The fact that business lending fell in December is further evidence that corporate funding channels are “damaged”, according to some business groups.

Figures from the Bank of England (BoE) reveal that net lending to non-financial firms declined by £1.9 billion in the last month of 2013, following November's sharp drop of £4.6 billion - the biggest fall since the records began in 2011. 

BoE data also showed net lending to small and medium-sized enterprises (SMEs) fell by £1.2 billion, after increasing by £165 million in November.

The fall in lending happened in spite of a separate report released by the bank earlier this month, which described a “significant” increase in credit availability to businesses in the final three months of the 2013, with further rises expected this year.

A widening disparity between interest rates offered to big corporations and small businesses was evidenced in the data. According to the report, the average interest rate on new business loans fell by 0.27 percentage points in December to 2.2 per cent.

However, while borrowing costs for loans above £20 million have fallen by 0.59 percentage points over the past year, the average rate on loans of up to £1 million has risen by 0.04 percentage points. 

This revelation caused Michael Saunders, chief UK economist at Citigroup, to declare: “SME credit remains something of a worry.”
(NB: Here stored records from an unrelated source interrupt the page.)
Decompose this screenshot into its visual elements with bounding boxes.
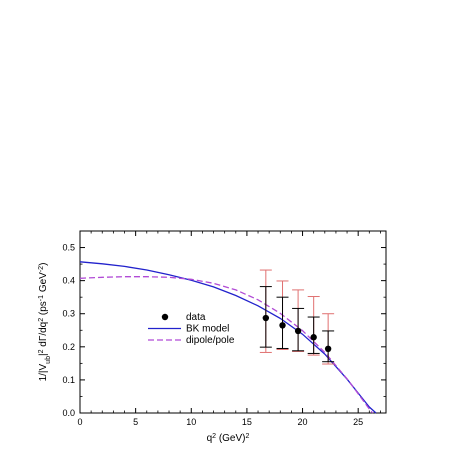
y-tick-label: 0.1	[62, 375, 75, 385]
legend-label: data	[186, 312, 206, 323]
data-point	[324, 345, 332, 353]
x-tick-label: 15	[242, 417, 252, 427]
y-tick-label: 0.2	[62, 342, 75, 352]
x-tick-label: 20	[298, 417, 308, 427]
data-point	[310, 334, 317, 341]
data-point	[262, 314, 270, 322]
y-tick-label: 0.5	[62, 243, 75, 253]
legend-label: dipole/pole	[186, 335, 235, 346]
x-tick-label: 25	[353, 417, 363, 427]
y-tick-label: 0.0	[62, 408, 75, 418]
data-point	[294, 327, 302, 335]
data-point	[279, 322, 286, 329]
plot-frame	[79, 230, 387, 414]
x-tick-label: 0	[77, 417, 82, 427]
y-axis-ticks: 0.0 0.1 0.2 0.3 0.4 0.5	[62, 243, 386, 418]
x-tick-label: 10	[186, 417, 196, 427]
y-axis-label: 1/|Vub|2 dΓ/dq2 (ps-1 GeV-2)	[38, 263, 52, 382]
x-axis-label: q2 (GeV)2	[207, 433, 250, 445]
data-points-layer	[259, 269, 335, 365]
x-axis-ticks: 0 5 10 15 20 25	[77, 231, 381, 427]
series-line-dipole-pole	[79, 276, 374, 414]
series-layer	[79, 261, 377, 414]
y-tick-label: 0.4	[62, 276, 75, 286]
legend-label: BK model	[186, 324, 229, 335]
legend-marker-data	[161, 313, 169, 321]
x-tick-label: 5	[133, 417, 138, 427]
y-tick-label: 0.3	[62, 309, 75, 319]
John Longworth, director general of the British Chambers of Commerce (BCC), called on the government to do more to "turbo-charge" the business lending market.

“These lending figures are hugely disappointing, and show that our business finance system remains damaged," he said. 

"It is very concerning that young, fast-growing businesses are becoming increasingly disillusioned with the current lending system, as they are the firms who are finding it hardest to secure finance.”

He said that it was obvious that only “a fully-loaded Business Bank” will plug the long-term structural gap in business finance.

“The current proposals must be turbo-charged to bring greater ambition to the current government proposals,” Mr Longworth concluded.